I love English, don’t you? Apart from being so gorgeously malleable, it also claims the richest vocabulary of all the world’s languages. However, there are a few tiny but rather painful gaps in the English language, which – in our humbly multilingual household – my husband and I choose to plaster up with a few borrowed words.
dimmi –Italian for, literally, “tell me”, but used more broadly to mean something like “I’m listening”, “I’m all ears” or “You have my attention, my dear, reveal to me your heart’s innermost desires.” After your daughter bowls into your study calling out, “Mom! Guess what?” you swivel away from the computer, look her lovingly in the eye and say, “Dimmi.” I’ve never found anything that even remotely resembles this delicate expression of love and attentiveness. Somehow “What?” doesn’t quite measure up.
fussel – German for an indeterminate bit of fluff hanging on one’s person (one’s clothes, hair or navel) and requiring immediately removal. A more comprehensive term than “fluff” itself, fussel can be, for example, a loose thread, a cat hair or even something organic like a burr. (And unlike fluff, fussel ceases to be such the very moment it is identified for what it really is.) The expression also differs from the Yiddish “schmutz” in that fussel is not inherently dirty; however, like with an unsightly schmutz, there is no peace for anyone in the room until it is safely removed and disposed of. Anthropologists speculate that fussel may have a significant social impact on human cultures: pointing out a person’s unnoticed fussel (“Ma’am, there’s a little something on your sleeve there…”) reinforces our sense of community and shared values.
mollica – Italian for the inner part of the bread. Italian tables become littered with cotton-wool-like mollica as the preferred hard crusts get consumed throughout the meal. Sometimes during the conversation, these gummy wads will end up rolled and moulded into little magic wands or perfect miniature globes. Needless to say, afterwards these off-white works of art are only good for feeding to the pigeons or soaking up the excess olive oil from your lips with a ladylike pat (works better than extra-absorbent paper towels). However, I can see why the word mollica may be a superfluous term for those of us who live in the Crustless Commonwealth of White Wonderbread, where bread is mollica.
scarpetta – Italian for the bread you use to clean your plate of its remaining sauce or juices. (Needless to say, the only part of the bread used for the scarpetta is the crust: eating the mollica as well would be far too fattening.) Performing the scarpetta is a compliment to Zia Mena that you loved her bolognese sauce too much to let a single drop go to waste. Not doing so is either a chilly insult or a clear sign that you are suffering from anorexia and will therefore need a double serving of sausages for your secondo.

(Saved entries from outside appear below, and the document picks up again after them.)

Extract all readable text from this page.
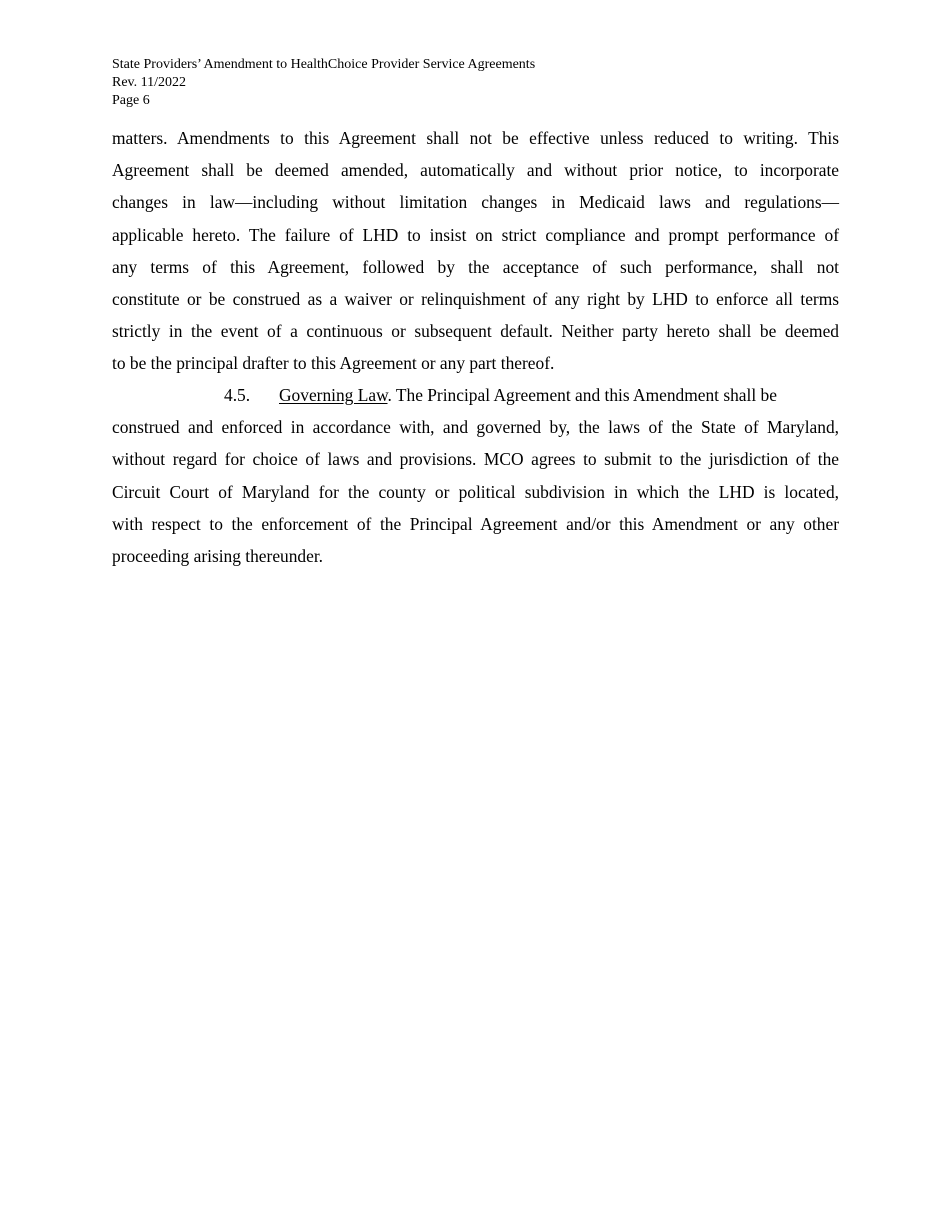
State Providers’ Amendment to HealthChoice Provider Service Agreements
Rev. 11/2022
Page 6
matters. Amendments to this Agreement shall not be effective unless reduced to writing. This
Agreement shall be deemed amended, automatically and without prior notice, to incorporate
changes in law—including without limitation changes in Medicaid laws and regulations—
applicable hereto. The failure of LHD to insist on strict compliance and prompt performance of
any terms of this Agreement, followed by the acceptance of such performance, shall not
constitute or be construed as a waiver or relinquishment of any right by LHD to enforce all terms
strictly in the event of a continuous or subsequent default. Neither party hereto shall be deemed
to be the principal drafter to this Agreement or any part thereof.
4.5. Governing Law. The Principal Agreement and this Amendment shall be
construed and enforced in accordance with, and governed by, the laws of the State of Maryland,
without regard for choice of laws and provisions. MCO agrees to submit to the jurisdiction of the
Circuit Court of Maryland for the county or political subdivision in which the LHD is located,
with respect to the enforcement of the Principal Agreement and/or this Amendment or any other
proceeding arising thereunder.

whanau – Maori for extended family (note: the ‘wh’ is pronounced like an ‘f’). Don’t you feel that there’s something profoundly inadequate about starting a group email with “Dear family and friends”? Putting “family” first demeans some of our deepest and most fulfilling friendships. Furthermore, the word “friend” itself is used far too loosely these days, so that even the mechanic who cuts you a good deal on tires is “a friend of mine”. Whanau puts the dignity back in friendship by not distinguishing between family and close friends at all. In conversation with non-New Zealanders, however, I avoid using the term whanau for fear of being misunderstood. (“I thought you guys were best friends. What do you mean she’s your friend for now?”) Instead I revert to my pre-NZ term “my people”, despite the risk of being mistaken for a homeless Kurd.
earworm – the literal English translation of the German Ohrwurm, a piece of a song that gets stuck in your head and tortuously replays itself like a broken record. Studies have shown that people who suffer most from earworms are those prone to nervous tics and obsessive thoughts. Hence, earworms are so very very rare for me. If at the moment I’m singing the Oompa-Loompa song from Willy Wonka and the Chocolate Factory, it’s only because I really really like it. Oompa, Loompa, doom-pa-dee-da / If you’re not greedy, you will go far / You will live in happiness too / Like the Oompa Loompa doom-pa-dee do.
scugnizzo – Neapolitan for dirty, smart street kid, Napoli-style. This term may be used affectionately to describe your own kid on the days when he makes a getaway from you on your local beach only to strut back towards you a panicked minute later, prancing butt naked down a sidewalk lined with picnicking families, sporting a pigeon feather in his hair and a brushstroke of chocolate ice cream across his cheek. On closer inspection, you can see he has black (dog?) fur in one fist and a beer bottle cap in the other; his belly has three new mosquito bites and both knees are freshly grated. You look down at his blackened feet and scold him with relief, “You scugnizzo you!” Then, with a beguiling smile, he proceeds to pee on your foot. I assure you this has never happened to me.